Em Viana do Castelo, à revelia da lei e das disposições autárquicas, mormente no que se refere a licenças, uma organização de torturadores de feras bovinas recorre aos tribunais para impor a sua selvajaria. Colocando-se acima da lei, naquela atitude que Marinho Pinto vem há muito denunciando, o juiz decide a favor dos torturadores. De outro jaez, mas suscetível de, no mínimo, nos incomodar, é o desgraçado acórdão do Tribunal do Barreiro que, ao inocentar os arguidos do Freeport, resolveu condenar o Sócrates para toda a vida, com o argumento de que lhe queria dar a oportunidade de defender o bom nome. Como, depois de sete anos de investigação, não se encontrou rasto daquilo que se queria encontrar, pede-se mais investigação, que se sabe impossível, dadas as prescrições… mas fica o possível: o pasquim do costume, quando fizer investigações aos almoços de Sócrates, em Paris, acrescentará sempre que não foi condenado no Freeport devido às prescrições, enquanto para povo fica a ótima oportunidade de murmurar pelos cantos: pois, os grandes safam-se sempre.

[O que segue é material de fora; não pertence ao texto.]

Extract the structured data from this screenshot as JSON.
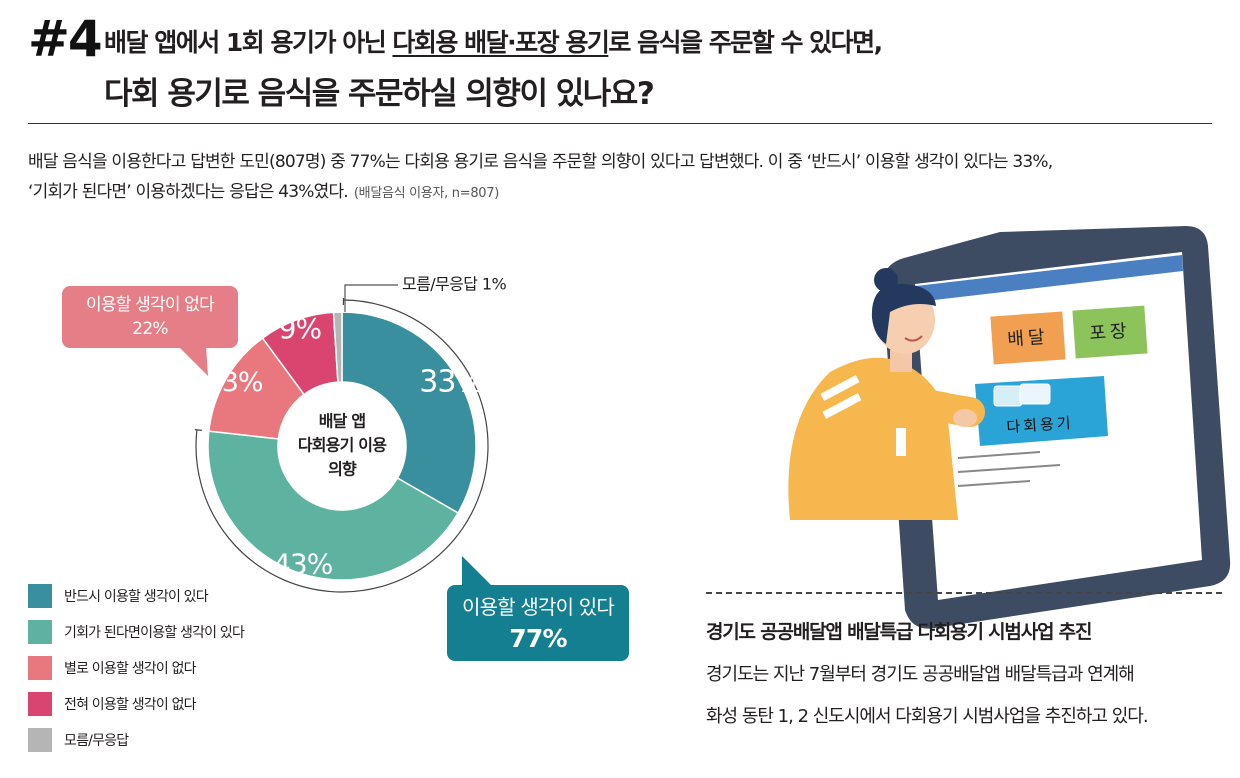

Com a imprensa, é uma delícia ver o coro de defensores das relaxadas russas que se permitiram um ato de vandalismo no altar da Catedral ortodoxa de Cristo-Salvador, em Moscovo. Se eu não acho exagerada a pena – dois anos de prisão – para as jovens rufias? Claro que acho. Limpar retretes durante seis meses seria mais indicado, mas não sou juiz aqui, quanto mais na Rússia. Mas vejam como a imprensa escamoteia tanta coisa. Dizem as tais que fazem parte de uma banda PUNK. Punk, em inglês, tem sempre sentido pejorativo e quer dizer, entre outras coisas, rufião e prostituta. Depois, o maravilhoso nome Pussy Riot, que pode ser traduzido por as ratas revoltadas – ratas no sentido de vaginas – diz bem da consciência política destas marginais. E será que conhecem a bela letra da cantiga, que chama rameira à Virgem Maria e tem como slogan «ó m… de mãe de Deus, leva contigo o Putin».

E que tal, se fosse um grupo Taliban a fazer o mesmo no altar da Sé?

Uma das características do nosso abastardamento geral, que os media tanto promovem e incentivam, é precisamente o relativismo moral…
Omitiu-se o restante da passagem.